The New York Times has a somewhat tongue-in-cheek theory about the mysterious Utah monolith — we’re the aliens, and we may be to blame for putting it there.
The Utah monolith was discovered in late November by a team of biologists. Since then, other versions of the monolith have popped up across the world, including some in California, Romania and several places around the world.
So, we may never know the origins of the mysterious monoliths that have popped up around the world. But the monoliths might speak to a larger phenomenon going on across the world — the monoliths show that Earth is still a massive planet that has yet to be fully discovered.
The appearance of a monolith in a hinterland is a satisfying reminder that the world remains very large. It is still possible for an artist, or a prankster, or an artist-prankster, to slip undetected into the backcountry and leave something weird and alluring behind.
In fact, The New York Times suggests the discovery of the monolith captivated the world because it’s been such an odd year, where things aren’t normal.

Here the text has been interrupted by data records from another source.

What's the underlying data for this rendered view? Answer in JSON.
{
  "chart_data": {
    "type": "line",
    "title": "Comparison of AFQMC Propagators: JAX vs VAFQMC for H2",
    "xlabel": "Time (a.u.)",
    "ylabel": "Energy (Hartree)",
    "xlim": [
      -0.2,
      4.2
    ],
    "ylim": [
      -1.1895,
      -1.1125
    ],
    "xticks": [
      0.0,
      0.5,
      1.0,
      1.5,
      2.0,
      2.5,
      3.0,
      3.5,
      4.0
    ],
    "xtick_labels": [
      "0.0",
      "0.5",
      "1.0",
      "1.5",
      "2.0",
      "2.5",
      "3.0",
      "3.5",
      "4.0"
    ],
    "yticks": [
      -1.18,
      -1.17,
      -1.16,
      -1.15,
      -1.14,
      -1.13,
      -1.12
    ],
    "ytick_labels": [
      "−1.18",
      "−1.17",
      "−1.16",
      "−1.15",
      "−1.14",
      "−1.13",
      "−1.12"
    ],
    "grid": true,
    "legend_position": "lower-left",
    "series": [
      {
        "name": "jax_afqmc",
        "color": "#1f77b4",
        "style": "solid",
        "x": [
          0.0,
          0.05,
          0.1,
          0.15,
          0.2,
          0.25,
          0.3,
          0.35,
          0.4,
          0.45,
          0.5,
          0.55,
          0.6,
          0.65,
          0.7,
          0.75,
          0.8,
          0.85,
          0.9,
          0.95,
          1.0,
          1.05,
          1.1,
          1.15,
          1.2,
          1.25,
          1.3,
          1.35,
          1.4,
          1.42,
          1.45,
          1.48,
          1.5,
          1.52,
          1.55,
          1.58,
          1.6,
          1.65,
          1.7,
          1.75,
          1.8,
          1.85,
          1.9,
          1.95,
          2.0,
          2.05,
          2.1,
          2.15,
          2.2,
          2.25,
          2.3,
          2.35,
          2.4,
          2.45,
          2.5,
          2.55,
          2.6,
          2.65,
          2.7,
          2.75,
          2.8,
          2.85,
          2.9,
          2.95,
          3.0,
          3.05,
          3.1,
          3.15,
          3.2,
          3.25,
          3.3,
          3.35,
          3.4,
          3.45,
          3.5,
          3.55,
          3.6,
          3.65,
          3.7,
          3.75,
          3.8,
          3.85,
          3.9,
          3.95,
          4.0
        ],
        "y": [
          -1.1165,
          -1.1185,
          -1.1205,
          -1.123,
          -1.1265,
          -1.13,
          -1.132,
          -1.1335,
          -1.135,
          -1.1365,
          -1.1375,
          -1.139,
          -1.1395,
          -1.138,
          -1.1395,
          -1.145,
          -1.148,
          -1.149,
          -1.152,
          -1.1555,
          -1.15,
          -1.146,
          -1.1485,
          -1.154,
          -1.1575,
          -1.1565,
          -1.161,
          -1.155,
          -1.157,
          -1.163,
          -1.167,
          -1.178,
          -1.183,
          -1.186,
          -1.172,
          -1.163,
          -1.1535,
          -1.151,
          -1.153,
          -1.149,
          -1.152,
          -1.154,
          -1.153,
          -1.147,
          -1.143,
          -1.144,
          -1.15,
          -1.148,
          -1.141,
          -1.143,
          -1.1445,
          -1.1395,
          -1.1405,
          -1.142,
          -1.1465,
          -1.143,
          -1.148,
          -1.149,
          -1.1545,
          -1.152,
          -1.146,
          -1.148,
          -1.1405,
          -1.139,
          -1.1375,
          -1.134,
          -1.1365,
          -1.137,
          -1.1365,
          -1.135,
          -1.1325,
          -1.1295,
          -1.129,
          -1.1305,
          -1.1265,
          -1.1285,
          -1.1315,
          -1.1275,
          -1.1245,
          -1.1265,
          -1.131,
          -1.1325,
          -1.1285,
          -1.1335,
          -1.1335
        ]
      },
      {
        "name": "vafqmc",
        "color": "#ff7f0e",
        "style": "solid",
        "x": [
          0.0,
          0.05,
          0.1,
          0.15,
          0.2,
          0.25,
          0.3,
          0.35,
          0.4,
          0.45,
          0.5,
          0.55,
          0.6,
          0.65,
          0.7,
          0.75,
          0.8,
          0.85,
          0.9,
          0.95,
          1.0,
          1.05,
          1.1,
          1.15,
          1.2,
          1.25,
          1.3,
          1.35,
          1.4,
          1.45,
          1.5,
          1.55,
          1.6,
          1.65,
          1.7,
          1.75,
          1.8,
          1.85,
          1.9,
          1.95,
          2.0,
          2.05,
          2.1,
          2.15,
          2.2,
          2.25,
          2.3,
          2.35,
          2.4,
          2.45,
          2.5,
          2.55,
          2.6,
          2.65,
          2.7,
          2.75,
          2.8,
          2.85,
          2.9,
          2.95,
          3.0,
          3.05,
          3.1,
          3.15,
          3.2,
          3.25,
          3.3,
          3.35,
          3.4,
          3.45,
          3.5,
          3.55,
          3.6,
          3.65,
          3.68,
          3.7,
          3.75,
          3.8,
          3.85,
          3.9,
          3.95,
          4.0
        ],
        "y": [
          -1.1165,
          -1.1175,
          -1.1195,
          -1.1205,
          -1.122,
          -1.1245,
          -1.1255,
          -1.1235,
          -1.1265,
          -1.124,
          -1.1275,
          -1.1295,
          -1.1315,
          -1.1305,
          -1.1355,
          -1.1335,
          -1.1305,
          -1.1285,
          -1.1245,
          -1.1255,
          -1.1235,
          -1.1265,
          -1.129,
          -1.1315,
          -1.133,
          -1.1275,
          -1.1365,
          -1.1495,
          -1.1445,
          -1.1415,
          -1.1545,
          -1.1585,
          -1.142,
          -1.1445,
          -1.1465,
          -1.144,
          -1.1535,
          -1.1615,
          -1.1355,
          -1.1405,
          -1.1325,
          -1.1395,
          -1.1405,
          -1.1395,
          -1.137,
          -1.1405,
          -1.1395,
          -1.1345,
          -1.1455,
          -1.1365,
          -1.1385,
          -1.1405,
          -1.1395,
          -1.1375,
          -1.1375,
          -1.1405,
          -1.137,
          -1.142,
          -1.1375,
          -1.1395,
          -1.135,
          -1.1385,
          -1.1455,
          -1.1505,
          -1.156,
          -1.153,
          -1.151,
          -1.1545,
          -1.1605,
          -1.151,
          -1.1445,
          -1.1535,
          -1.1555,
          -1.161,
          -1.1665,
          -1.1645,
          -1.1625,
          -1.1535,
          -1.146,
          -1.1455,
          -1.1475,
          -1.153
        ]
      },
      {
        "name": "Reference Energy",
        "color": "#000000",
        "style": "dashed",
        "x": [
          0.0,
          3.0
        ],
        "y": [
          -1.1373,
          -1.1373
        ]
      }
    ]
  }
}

In any year, the discovery of a mysterious monument in the desert would capture the imagination. But the fascination that has greeted the monolith these past few weeks feels significant, the sign of a jolt to the collective unconscious. The monolith is a literal blank screen, on whose shimmering surface we can etch our terrors, longings, fantasies, crackpot theories, gallows humor and other dreams and nightmares incubated in the anxious purgatory of 2020.